Form and Structure of Andalusian Music
The building blocks of Andalusian music are nubahs. Tradition maintains that at its creation Andalusian music contained 24 nubah, one for each hour of the day. However, in Morocco, only 11 of the original 24 survive, and the 11 surviving nubah are occasionally missing fragments. Moroccan nubah are each 6-7 hours long, so they are rarely performed in their entirety.
There is no written music for each nubah, so performers are free to create their own, within the guidelines of the genre. The text of the traditional 11 nubahs was published in 1789 by Mohammed al-Haik, along with the authors and melodies of the poems. Mohammed al-Haik's songbook remains the definitive source on classical Andalusian music in Morocco.
"The impact of the Kunnash of Al-Haik has been extraordinary in Morocco. So much so that the entire repertory, which probably has over 900 individual instrumental and vocal pieces, in Morocco is now only performed in the order that these songs appear in the Kunnash of Al-Haik from the late 18th century. That’s an extraordinary change from what probably preceded the writing of the Kunnash, an oral tradition in which thewould be performed by various different pieces that were chosen by the master musician or of a particular ensemble at the moment of performance or perhaps arranged a little bit ahead of time." - Dwight Reynolds, Associate Professor in the Department of Religious Studies, Director of the Center for Middle East Studies, and Chair of Islamic and Near Eastern Studies at the University of California
Each nubah is divided into five sections, called mizan. Each mizan is composed in a specific rhythm, so each nubah has five rhythms. The mizan is then further divided up into movements. Each mizan begins with a slow section, called mouwassa, which then moves into the more lively mahzouz, and finally to the stronger insiraf. Individual songs in each mizan are linked by their common rhythm.
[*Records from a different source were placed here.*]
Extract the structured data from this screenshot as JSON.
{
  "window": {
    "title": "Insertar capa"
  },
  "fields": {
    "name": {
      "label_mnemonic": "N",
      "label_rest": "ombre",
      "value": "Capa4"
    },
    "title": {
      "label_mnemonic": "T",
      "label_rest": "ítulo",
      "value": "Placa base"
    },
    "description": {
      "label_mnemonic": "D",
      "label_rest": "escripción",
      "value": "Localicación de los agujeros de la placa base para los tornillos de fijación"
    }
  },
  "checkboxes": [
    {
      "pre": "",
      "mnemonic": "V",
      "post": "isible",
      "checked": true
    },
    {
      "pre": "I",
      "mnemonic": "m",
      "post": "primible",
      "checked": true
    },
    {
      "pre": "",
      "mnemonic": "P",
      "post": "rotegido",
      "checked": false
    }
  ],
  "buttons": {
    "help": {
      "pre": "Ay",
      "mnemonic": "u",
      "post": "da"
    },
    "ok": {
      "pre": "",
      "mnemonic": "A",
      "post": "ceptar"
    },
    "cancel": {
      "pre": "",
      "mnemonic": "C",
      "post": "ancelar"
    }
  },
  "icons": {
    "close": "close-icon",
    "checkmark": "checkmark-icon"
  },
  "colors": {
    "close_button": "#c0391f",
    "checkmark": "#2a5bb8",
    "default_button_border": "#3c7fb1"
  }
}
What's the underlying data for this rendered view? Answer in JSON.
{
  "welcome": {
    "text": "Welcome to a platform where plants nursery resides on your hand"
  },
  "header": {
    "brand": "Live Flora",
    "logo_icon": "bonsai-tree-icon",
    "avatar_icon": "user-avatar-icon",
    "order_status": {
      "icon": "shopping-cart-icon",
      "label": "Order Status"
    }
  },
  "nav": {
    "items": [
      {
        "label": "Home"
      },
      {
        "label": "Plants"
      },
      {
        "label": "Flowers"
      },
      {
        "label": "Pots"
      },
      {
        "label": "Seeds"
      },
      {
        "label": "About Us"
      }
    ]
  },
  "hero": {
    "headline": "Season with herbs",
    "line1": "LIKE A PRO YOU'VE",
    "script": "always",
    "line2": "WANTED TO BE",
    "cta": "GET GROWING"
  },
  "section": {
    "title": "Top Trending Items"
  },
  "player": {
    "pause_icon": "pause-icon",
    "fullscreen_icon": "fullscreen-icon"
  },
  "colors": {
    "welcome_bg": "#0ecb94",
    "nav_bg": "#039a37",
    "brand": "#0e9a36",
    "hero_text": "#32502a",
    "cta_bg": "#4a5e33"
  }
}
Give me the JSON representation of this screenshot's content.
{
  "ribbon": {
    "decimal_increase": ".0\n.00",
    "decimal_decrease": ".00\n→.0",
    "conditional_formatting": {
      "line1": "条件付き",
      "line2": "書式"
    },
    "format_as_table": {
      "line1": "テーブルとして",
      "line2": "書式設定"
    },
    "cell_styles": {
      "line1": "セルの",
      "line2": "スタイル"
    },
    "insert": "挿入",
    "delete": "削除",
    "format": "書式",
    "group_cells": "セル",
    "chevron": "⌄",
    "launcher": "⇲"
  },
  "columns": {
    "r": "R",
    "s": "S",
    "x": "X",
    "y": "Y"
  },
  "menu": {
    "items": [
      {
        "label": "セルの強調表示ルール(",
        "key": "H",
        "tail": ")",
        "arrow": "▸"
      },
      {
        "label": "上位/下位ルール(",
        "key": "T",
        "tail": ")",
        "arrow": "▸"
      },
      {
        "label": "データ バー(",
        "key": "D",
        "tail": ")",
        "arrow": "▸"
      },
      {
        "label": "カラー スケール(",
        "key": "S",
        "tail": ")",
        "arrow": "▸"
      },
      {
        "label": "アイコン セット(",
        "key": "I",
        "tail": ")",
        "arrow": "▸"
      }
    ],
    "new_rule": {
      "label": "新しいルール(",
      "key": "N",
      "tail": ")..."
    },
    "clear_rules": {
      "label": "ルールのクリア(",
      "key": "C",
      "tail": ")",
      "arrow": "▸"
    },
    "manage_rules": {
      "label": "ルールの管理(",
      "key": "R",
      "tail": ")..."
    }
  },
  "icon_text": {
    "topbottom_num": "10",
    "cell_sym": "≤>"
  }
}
The order of the mizan is as follows:
- al-Basit (6/4)
- al-Qaim wa-nsif (8/4)
- al-Btaïhi (8/4)
- ad-Darij (4/4)
- al-Quoddam (3/4 or 6/8)
At the beginning of each nubah is an arrhythmic introduction, called boughia or mchalia. This introduction sets the mood of the nubah. It is followed by the touchiya, a rhythmic instrumental section that indicates what mizan the singing will begin with. Some nubahs have lost the touchiya, in which case the singing begins directly after the boughia.
The poems sung are strophic, alternating verses and choruses, and are composed in one of two Andalusian genres: mouwachah, written in classical Arabic, and zajal, written in colloquial Arabic. The subject matter of the songs varies widely, ranging from the religious to the romantic. Instrumental breaks are often inserted in between individual songs within the mizan. Sections of instrumental or vocal improvisation can also be used to connect mizans.
"Perhaps the late 19th century marks the moment in which that door to creative additions is closed and people begin thinking of it more as something which is a heritage from the past–a–that has to be preserved and one should change not at all...If you can imagine having all of the symphonies of Western classical music in a particular order, and the idea that wherever you might choose to start that everyone would know exactly where you’re going to go from that point on, because they had already been set in a pre-organized series." - Dwight Reynolds
The modes (toubou') of Andalusian music can be divided into the following three types:
- Gregorian modes, which can be traced to the Gregorian chants sung prior to the Muslim conquest of Spain. The remaining presence of Gregorian modes in Andalusian music is further proof that the music has not evolved much since its early days.
- Pentatonic modes, used primarily by the Berbers in Morocco. These modes have been slightly altered from their Berber usage.
- Artificial modes, created by combining the tetrachords of two different scales, or by highlighting one or two secondary degrees of a scale.